RUU Perampasan Aset dinilai dapat menjadi payung hukum dalam penegakan hukum terhadap kasus yang melibatkan dana besar seperti Korupsi,Narkotika,Perdagangan Manusia,Pengrusakan lingkungan,hingga Perjudian dan Penipuan.Seperti yang kita ketahui,saat ini sistem pemidanaan yang ada yaitu cari dulu pelakunya dengan tuntutan dakwaan lalu masukkan juga tuntutan agar aset hasil tindak pidananya bisa disita atau dirampas oleh Negara.Sebenarnya sistem tersebut ideal tetapi terdapat kesulitan memidanakan orang (terdakwa) dalam kondisi misalnya meninggal,kabur,lepas dan sebagainya sehingga ia tidak bisa dituntut secara pidana walau kuat indikasinya bahwa dia melakukan tindak pidana sehingga aset hasil tindak pidananya tidak bisa disita atau dirampas Negara.

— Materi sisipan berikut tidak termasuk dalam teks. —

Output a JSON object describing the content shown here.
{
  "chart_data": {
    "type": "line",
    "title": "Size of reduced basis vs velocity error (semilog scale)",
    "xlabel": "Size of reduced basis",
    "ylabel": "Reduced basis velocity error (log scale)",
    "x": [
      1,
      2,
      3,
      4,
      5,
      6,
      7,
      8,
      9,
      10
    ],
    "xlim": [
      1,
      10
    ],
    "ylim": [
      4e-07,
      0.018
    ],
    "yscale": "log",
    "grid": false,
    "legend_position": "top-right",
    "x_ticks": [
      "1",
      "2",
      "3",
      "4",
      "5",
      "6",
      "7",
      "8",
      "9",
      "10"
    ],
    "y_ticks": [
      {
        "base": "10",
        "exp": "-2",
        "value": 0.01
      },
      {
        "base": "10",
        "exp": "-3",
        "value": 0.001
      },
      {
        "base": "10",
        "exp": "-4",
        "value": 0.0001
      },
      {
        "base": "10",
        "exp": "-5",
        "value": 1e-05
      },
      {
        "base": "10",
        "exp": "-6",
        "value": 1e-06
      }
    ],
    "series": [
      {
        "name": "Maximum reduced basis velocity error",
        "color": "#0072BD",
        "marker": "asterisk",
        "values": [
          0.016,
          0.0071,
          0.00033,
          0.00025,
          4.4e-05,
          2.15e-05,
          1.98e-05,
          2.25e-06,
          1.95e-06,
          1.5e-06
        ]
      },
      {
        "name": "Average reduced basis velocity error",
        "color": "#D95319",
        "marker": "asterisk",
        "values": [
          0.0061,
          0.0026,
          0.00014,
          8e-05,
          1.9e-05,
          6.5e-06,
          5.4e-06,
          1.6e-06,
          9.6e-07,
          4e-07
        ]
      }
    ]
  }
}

Berbeda dengan yang terdapat dalam RUU Perampasan Aset ini,dimana Negara dapat merampas Aset hasil tindak pidana terdakwa tanpa perlu memidanakan pelaku berdasar keputusan pengadilan.Konsep ini disebut dengan Non-Conviction.Misal kita ambil contoh kasus sindikat penipuan online.Ketika pelakunya belum ditemukan tetapi uang hasil penipuan tersebut dapat ditelusuri,Negara dapat merampas uang hasil penipuan tersebut walaupun dalam kondisi tindak pidananya telah memasuki masa kadaluarsa karena pelakunya belum memasuki masa persidangan.Dengan disahkannya RUU ini nantinya dapat mengurangi terjadinya kerugian Negara yang disebabkan oleh tindak pidana yang merugikan Negara maupun Manusia.

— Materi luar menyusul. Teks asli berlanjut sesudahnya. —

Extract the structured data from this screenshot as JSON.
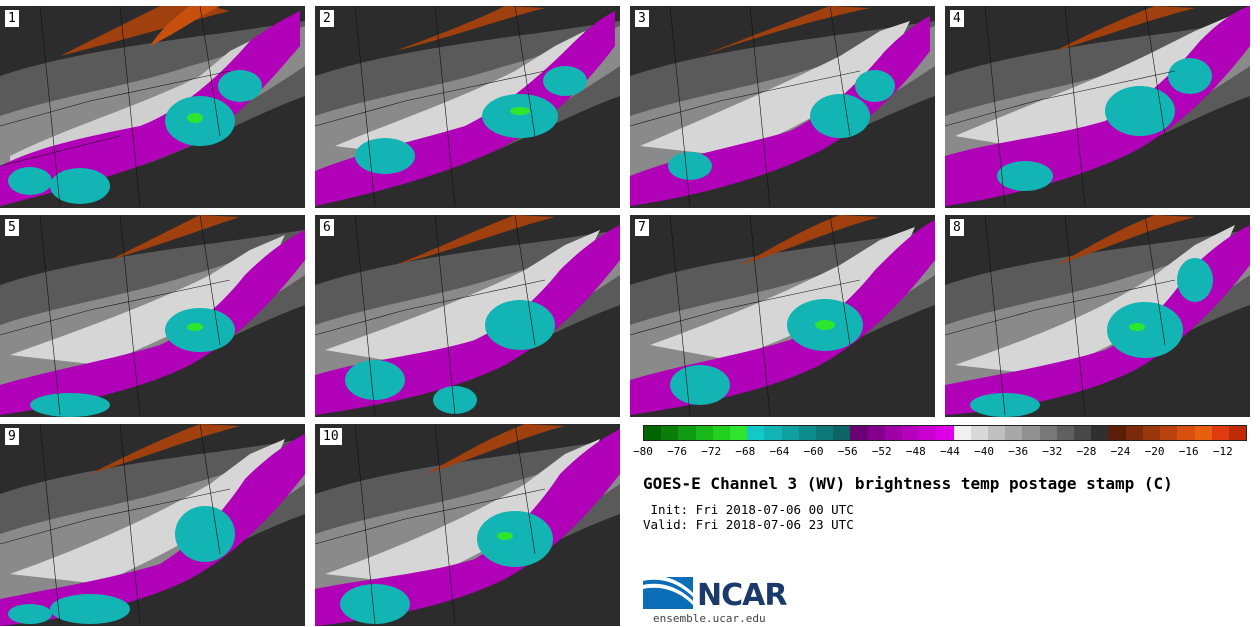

Keberadaan RUU Perampasan Aset ini sudah digagas sejak era pemerintahan Presiden Susilo Bambang Yudhoyono namun baru bergerak maju di era pemerintahan Joko Widodo.Walaupun dikatakan bergerak maju,RUU ini belum disahkan oleh DPR sampai detik ini.Sejak pemerintah mengirim Surat Presiden (Surpres) RUU Perampasan Aset pada 4 Mei 2023,pimpinan DPR hingga detik ini tak kunjung membacakannya dalam rapat paripurna.Padahal,DPR sudah mengadakan 6 kali rapat paripurna setelah menerima Surpres.Namun,RUU Perampasan Aset masih menggantung.

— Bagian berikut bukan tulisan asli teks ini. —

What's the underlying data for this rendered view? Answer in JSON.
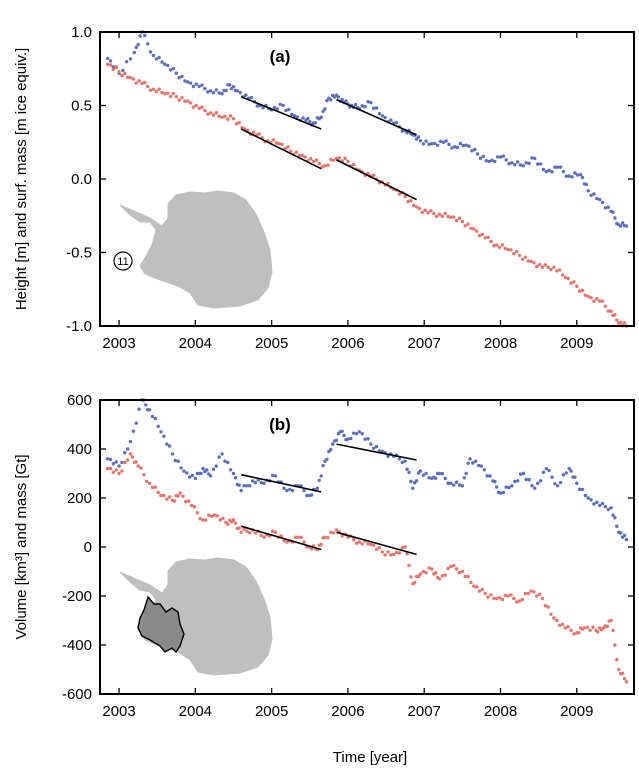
{
  "chart_data": [
    {
      "panel": "(a)",
      "type": "scatter",
      "xlim": [
        2002.75,
        2009.75
      ],
      "ylim": [
        -1.0,
        1.0
      ],
      "xticks": [
        "2003",
        "2004",
        "2005",
        "2006",
        "2007",
        "2008",
        "2009"
      ],
      "yticks": [
        "1.0",
        "0.5",
        "0.0",
        "-0.5",
        "-1.0"
      ],
      "ylabel": "Height [m] and surf. mass [m ice equiv.]",
      "inset_label": "11",
      "series": [
        {
          "color": "#5a6fbd",
          "points": [
            [
              2002.85,
              0.82
            ],
            [
              2003.0,
              0.72
            ],
            [
              2003.2,
              0.86
            ],
            [
              2003.3,
              1.0
            ],
            [
              2003.45,
              0.84
            ],
            [
              2003.6,
              0.78
            ],
            [
              2003.75,
              0.72
            ],
            [
              2003.9,
              0.66
            ],
            [
              2004.05,
              0.63
            ],
            [
              2004.2,
              0.6
            ],
            [
              2004.35,
              0.58
            ],
            [
              2004.45,
              0.64
            ],
            [
              2004.55,
              0.6
            ],
            [
              2004.7,
              0.55
            ],
            [
              2004.85,
              0.5
            ],
            [
              2005.0,
              0.47
            ],
            [
              2005.15,
              0.5
            ],
            [
              2005.3,
              0.43
            ],
            [
              2005.45,
              0.4
            ],
            [
              2005.55,
              0.38
            ],
            [
              2005.65,
              0.42
            ],
            [
              2005.75,
              0.55
            ],
            [
              2005.85,
              0.57
            ],
            [
              2005.95,
              0.52
            ],
            [
              2006.05,
              0.5
            ],
            [
              2006.15,
              0.48
            ],
            [
              2006.3,
              0.52
            ],
            [
              2006.45,
              0.43
            ],
            [
              2006.6,
              0.38
            ],
            [
              2006.75,
              0.33
            ],
            [
              2006.85,
              0.3
            ],
            [
              2006.95,
              0.26
            ],
            [
              2007.1,
              0.24
            ],
            [
              2007.25,
              0.25
            ],
            [
              2007.4,
              0.22
            ],
            [
              2007.55,
              0.23
            ],
            [
              2007.7,
              0.17
            ],
            [
              2007.85,
              0.12
            ],
            [
              2008.0,
              0.15
            ],
            [
              2008.15,
              0.11
            ],
            [
              2008.3,
              0.09
            ],
            [
              2008.45,
              0.14
            ],
            [
              2008.6,
              0.05
            ],
            [
              2008.75,
              0.08
            ],
            [
              2008.9,
              0.02
            ],
            [
              2009.05,
              0.03
            ],
            [
              2009.15,
              -0.08
            ],
            [
              2009.3,
              -0.14
            ],
            [
              2009.45,
              -0.22
            ],
            [
              2009.55,
              -0.31
            ],
            [
              2009.65,
              -0.32
            ]
          ]
        },
        {
          "color": "#e8746c",
          "points": [
            [
              2002.85,
              0.78
            ],
            [
              2003.0,
              0.73
            ],
            [
              2003.15,
              0.69
            ],
            [
              2003.3,
              0.65
            ],
            [
              2003.45,
              0.61
            ],
            [
              2003.6,
              0.58
            ],
            [
              2003.75,
              0.56
            ],
            [
              2003.9,
              0.53
            ],
            [
              2004.05,
              0.48
            ],
            [
              2004.2,
              0.45
            ],
            [
              2004.35,
              0.42
            ],
            [
              2004.5,
              0.41
            ],
            [
              2004.65,
              0.34
            ],
            [
              2004.8,
              0.3
            ],
            [
              2004.95,
              0.26
            ],
            [
              2005.1,
              0.24
            ],
            [
              2005.25,
              0.19
            ],
            [
              2005.4,
              0.16
            ],
            [
              2005.55,
              0.12
            ],
            [
              2005.7,
              0.09
            ],
            [
              2005.85,
              0.14
            ],
            [
              2006.0,
              0.12
            ],
            [
              2006.15,
              0.06
            ],
            [
              2006.3,
              0.02
            ],
            [
              2006.45,
              -0.02
            ],
            [
              2006.6,
              -0.07
            ],
            [
              2006.75,
              -0.12
            ],
            [
              2006.9,
              -0.19
            ],
            [
              2007.05,
              -0.23
            ],
            [
              2007.2,
              -0.24
            ],
            [
              2007.35,
              -0.26
            ],
            [
              2007.5,
              -0.29
            ],
            [
              2007.65,
              -0.34
            ],
            [
              2007.8,
              -0.4
            ],
            [
              2007.95,
              -0.45
            ],
            [
              2008.1,
              -0.48
            ],
            [
              2008.25,
              -0.52
            ],
            [
              2008.4,
              -0.56
            ],
            [
              2008.55,
              -0.6
            ],
            [
              2008.7,
              -0.6
            ],
            [
              2008.85,
              -0.67
            ],
            [
              2009.0,
              -0.73
            ],
            [
              2009.15,
              -0.8
            ],
            [
              2009.3,
              -0.83
            ],
            [
              2009.45,
              -0.9
            ],
            [
              2009.55,
              -0.98
            ],
            [
              2009.65,
              -1.0
            ]
          ]
        }
      ],
      "trend_lines": [
        {
          "x": [
            2004.6,
            2005.65
          ],
          "y": [
            0.56,
            0.34
          ]
        },
        {
          "x": [
            2005.85,
            2006.9
          ],
          "y": [
            0.54,
            0.3
          ]
        },
        {
          "x": [
            2004.6,
            2005.65
          ],
          "y": [
            0.34,
            0.07
          ]
        },
        {
          "x": [
            2005.85,
            2006.9
          ],
          "y": [
            0.13,
            -0.14
          ]
        }
      ]
    },
    {
      "panel": "(b)",
      "type": "scatter",
      "xlim": [
        2002.75,
        2009.75
      ],
      "ylim": [
        -600,
        600
      ],
      "xticks": [
        "2003",
        "2004",
        "2005",
        "2006",
        "2007",
        "2008",
        "2009"
      ],
      "yticks": [
        "600",
        "400",
        "200",
        "0",
        "-200",
        "-400",
        "-600"
      ],
      "ylabel": "Volume [km³] and mass [Gt]",
      "xlabel": "Time [year]",
      "series": [
        {
          "color": "#5a6fbd",
          "points": [
            [
              2002.85,
              360
            ],
            [
              2003.0,
              330
            ],
            [
              2003.15,
              430
            ],
            [
              2003.3,
              600
            ],
            [
              2003.4,
              560
            ],
            [
              2003.55,
              470
            ],
            [
              2003.7,
              380
            ],
            [
              2003.85,
              310
            ],
            [
              2004.0,
              280
            ],
            [
              2004.1,
              320
            ],
            [
              2004.2,
              290
            ],
            [
              2004.35,
              380
            ],
            [
              2004.5,
              300
            ],
            [
              2004.6,
              230
            ],
            [
              2004.75,
              270
            ],
            [
              2004.9,
              260
            ],
            [
              2005.05,
              290
            ],
            [
              2005.2,
              230
            ],
            [
              2005.35,
              250
            ],
            [
              2005.5,
              210
            ],
            [
              2005.6,
              240
            ],
            [
              2005.7,
              350
            ],
            [
              2005.8,
              420
            ],
            [
              2005.9,
              470
            ],
            [
              2006.0,
              440
            ],
            [
              2006.15,
              470
            ],
            [
              2006.3,
              420
            ],
            [
              2006.45,
              390
            ],
            [
              2006.6,
              370
            ],
            [
              2006.75,
              350
            ],
            [
              2006.85,
              240
            ],
            [
              2006.95,
              310
            ],
            [
              2007.1,
              280
            ],
            [
              2007.2,
              300
            ],
            [
              2007.35,
              260
            ],
            [
              2007.5,
              250
            ],
            [
              2007.6,
              360
            ],
            [
              2007.75,
              330
            ],
            [
              2007.9,
              270
            ],
            [
              2008.0,
              220
            ],
            [
              2008.15,
              250
            ],
            [
              2008.3,
              300
            ],
            [
              2008.45,
              240
            ],
            [
              2008.6,
              320
            ],
            [
              2008.75,
              250
            ],
            [
              2008.9,
              320
            ],
            [
              2009.0,
              260
            ],
            [
              2009.15,
              200
            ],
            [
              2009.3,
              170
            ],
            [
              2009.45,
              160
            ],
            [
              2009.55,
              60
            ],
            [
              2009.65,
              30
            ]
          ]
        },
        {
          "color": "#e8746c",
          "points": [
            [
              2002.85,
              320
            ],
            [
              2003.0,
              300
            ],
            [
              2003.15,
              380
            ],
            [
              2003.25,
              330
            ],
            [
              2003.4,
              260
            ],
            [
              2003.55,
              210
            ],
            [
              2003.7,
              190
            ],
            [
              2003.8,
              220
            ],
            [
              2003.95,
              170
            ],
            [
              2004.1,
              110
            ],
            [
              2004.25,
              130
            ],
            [
              2004.4,
              100
            ],
            [
              2004.5,
              110
            ],
            [
              2004.6,
              60
            ],
            [
              2004.75,
              70
            ],
            [
              2004.9,
              40
            ],
            [
              2005.05,
              60
            ],
            [
              2005.2,
              20
            ],
            [
              2005.35,
              40
            ],
            [
              2005.5,
              0
            ],
            [
              2005.6,
              -10
            ],
            [
              2005.7,
              40
            ],
            [
              2005.85,
              70
            ],
            [
              2006.0,
              40
            ],
            [
              2006.15,
              20
            ],
            [
              2006.3,
              10
            ],
            [
              2006.45,
              -20
            ],
            [
              2006.6,
              -30
            ],
            [
              2006.75,
              0
            ],
            [
              2006.85,
              -150
            ],
            [
              2006.95,
              -110
            ],
            [
              2007.1,
              -90
            ],
            [
              2007.2,
              -130
            ],
            [
              2007.35,
              -80
            ],
            [
              2007.5,
              -100
            ],
            [
              2007.65,
              -160
            ],
            [
              2007.8,
              -190
            ],
            [
              2007.95,
              -210
            ],
            [
              2008.1,
              -200
            ],
            [
              2008.25,
              -220
            ],
            [
              2008.4,
              -180
            ],
            [
              2008.55,
              -210
            ],
            [
              2008.7,
              -290
            ],
            [
              2008.85,
              -330
            ],
            [
              2009.0,
              -350
            ],
            [
              2009.1,
              -330
            ],
            [
              2009.25,
              -340
            ],
            [
              2009.35,
              -330
            ],
            [
              2009.45,
              -300
            ],
            [
              2009.55,
              -500
            ],
            [
              2009.65,
              -550
            ]
          ]
        }
      ],
      "trend_lines": [
        {
          "x": [
            2004.6,
            2005.65
          ],
          "y": [
            295,
            225
          ]
        },
        {
          "x": [
            2005.85,
            2006.9
          ],
          "y": [
            420,
            355
          ]
        },
        {
          "x": [
            2004.6,
            2005.65
          ],
          "y": [
            85,
            -10
          ]
        },
        {
          "x": [
            2005.85,
            2006.9
          ],
          "y": [
            60,
            -30
          ]
        }
      ]
    }
  ]
}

Hal ini mengindikasikan bahwa DPR selaku wakil rakyat tidak tegas dalam memberantas korupsi di Indonesia.Oleh karena itu kita sebagai masyarakat harus terus kritis dalam menyuarakan pengesahan RUU Perampasan Aset ini agar tercipta kepastian hukum bagi masyarakat dan Negara.Berbagai program pemerintah pun dapat berjalan dengan lancar sebagaimana mestinya apabila korupsi dapat diberantas.Pembangunan pun akan terealisasi dengan baik apabila para pejabat-pejabat kita yang baik hati itu anti terhadap korupsi dan patuh pada peraturan perundang undangan.